“…the problem is rather to question space, or more exactly, to read space; for what we call everydayness is not the obvious, but opacity: a kind of blindness, or deafness, a sort of anesthesia.”
Georges Perec, Species of Spaces and Other Pieces

In the throes of the pandemic, a retired couple in their 70s lovingly nurtured a secret garden in the forest around Choa Chu Kang. Every day, the uncle, Wu, would cycle two hours from his house to tend to it. Over time, the garden blossomed with a lush array of crops: potato leaves, chilli padi, mint leaves, banana, papaya. It was their “solace after retirement”, Wu would later say. One day, a hiker came across their hidden Eden, posted about it in a Facebook group, and, citing concerns about wild boars and mosquitoes, led Singapore Land Authority (SLA) officers to it. Within a few weeks, the garden, the consolation, was gone.

The peer surveillance and the unfeeling bureaucracy behind the destruction filled me with a glowing rage, followed by profound grief. It felt like I had witnessed a banal act of violence, embedded in an overarching politics of control. Perhaps it was also the cabin fever of lockdown in a dense concrete environment that made me so acutely aware of the natural world, space and freedom.
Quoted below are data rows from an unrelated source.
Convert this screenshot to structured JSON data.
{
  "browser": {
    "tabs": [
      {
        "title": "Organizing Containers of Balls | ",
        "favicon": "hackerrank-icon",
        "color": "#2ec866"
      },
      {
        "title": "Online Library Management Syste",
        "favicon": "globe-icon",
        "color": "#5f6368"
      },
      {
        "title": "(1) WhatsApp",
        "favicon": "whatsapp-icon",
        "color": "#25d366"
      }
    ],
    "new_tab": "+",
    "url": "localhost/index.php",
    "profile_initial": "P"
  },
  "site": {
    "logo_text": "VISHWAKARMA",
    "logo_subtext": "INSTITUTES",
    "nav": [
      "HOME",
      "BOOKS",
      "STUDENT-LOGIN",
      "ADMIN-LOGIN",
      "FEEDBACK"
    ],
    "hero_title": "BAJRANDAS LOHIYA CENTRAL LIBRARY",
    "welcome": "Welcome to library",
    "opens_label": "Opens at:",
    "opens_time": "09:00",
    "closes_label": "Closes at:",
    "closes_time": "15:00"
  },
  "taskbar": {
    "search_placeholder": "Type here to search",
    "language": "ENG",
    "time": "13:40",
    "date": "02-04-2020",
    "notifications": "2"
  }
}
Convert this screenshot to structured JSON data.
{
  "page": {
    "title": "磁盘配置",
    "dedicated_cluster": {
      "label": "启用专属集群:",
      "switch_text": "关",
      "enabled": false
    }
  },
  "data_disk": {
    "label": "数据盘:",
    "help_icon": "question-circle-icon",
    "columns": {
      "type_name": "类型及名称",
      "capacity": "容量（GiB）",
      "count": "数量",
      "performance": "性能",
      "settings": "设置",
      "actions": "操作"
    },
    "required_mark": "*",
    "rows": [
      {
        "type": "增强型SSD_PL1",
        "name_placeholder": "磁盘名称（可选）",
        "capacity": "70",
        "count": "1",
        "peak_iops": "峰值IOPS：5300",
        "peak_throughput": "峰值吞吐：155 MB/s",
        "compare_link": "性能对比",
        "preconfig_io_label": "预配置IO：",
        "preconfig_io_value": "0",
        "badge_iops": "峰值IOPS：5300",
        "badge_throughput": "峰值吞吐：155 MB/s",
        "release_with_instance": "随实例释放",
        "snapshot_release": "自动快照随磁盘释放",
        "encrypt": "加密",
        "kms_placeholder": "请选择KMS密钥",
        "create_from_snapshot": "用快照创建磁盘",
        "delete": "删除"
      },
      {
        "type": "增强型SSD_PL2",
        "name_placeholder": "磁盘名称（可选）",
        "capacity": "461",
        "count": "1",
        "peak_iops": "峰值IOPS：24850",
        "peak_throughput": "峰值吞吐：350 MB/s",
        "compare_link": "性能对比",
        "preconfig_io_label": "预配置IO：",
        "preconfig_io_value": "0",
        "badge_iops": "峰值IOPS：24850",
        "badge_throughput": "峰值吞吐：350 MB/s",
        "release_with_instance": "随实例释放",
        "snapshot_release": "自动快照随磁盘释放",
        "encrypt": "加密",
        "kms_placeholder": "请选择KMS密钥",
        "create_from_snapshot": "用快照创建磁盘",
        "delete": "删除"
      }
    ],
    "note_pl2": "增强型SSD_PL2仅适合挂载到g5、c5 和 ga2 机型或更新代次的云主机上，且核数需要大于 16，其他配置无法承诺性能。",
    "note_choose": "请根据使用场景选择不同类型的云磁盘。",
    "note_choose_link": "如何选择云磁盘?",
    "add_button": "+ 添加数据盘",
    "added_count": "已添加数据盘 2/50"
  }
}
The Wu case is hardly unique: around the same time, the authorities cleared a 30-year-old neighbourhood garden in Hougang. There are examples from as far back as 2008, with the removal of a collective herb garden in Yishun, and as recently as April 2024, with an 84-year-old aunty’s garden outside her flat in Choa Chu Kang cleared. A neighbour who wrote to the town council pleading the aunty’s case, unsuccessfully, was bewildered. “These little things are some things that are not affecting anybody, and she [was] so happy.” In almost all such cases, the “offenders” were seniors, for whom the gardens provided succour, joy and a sense of purpose. But they were treated as nuisances.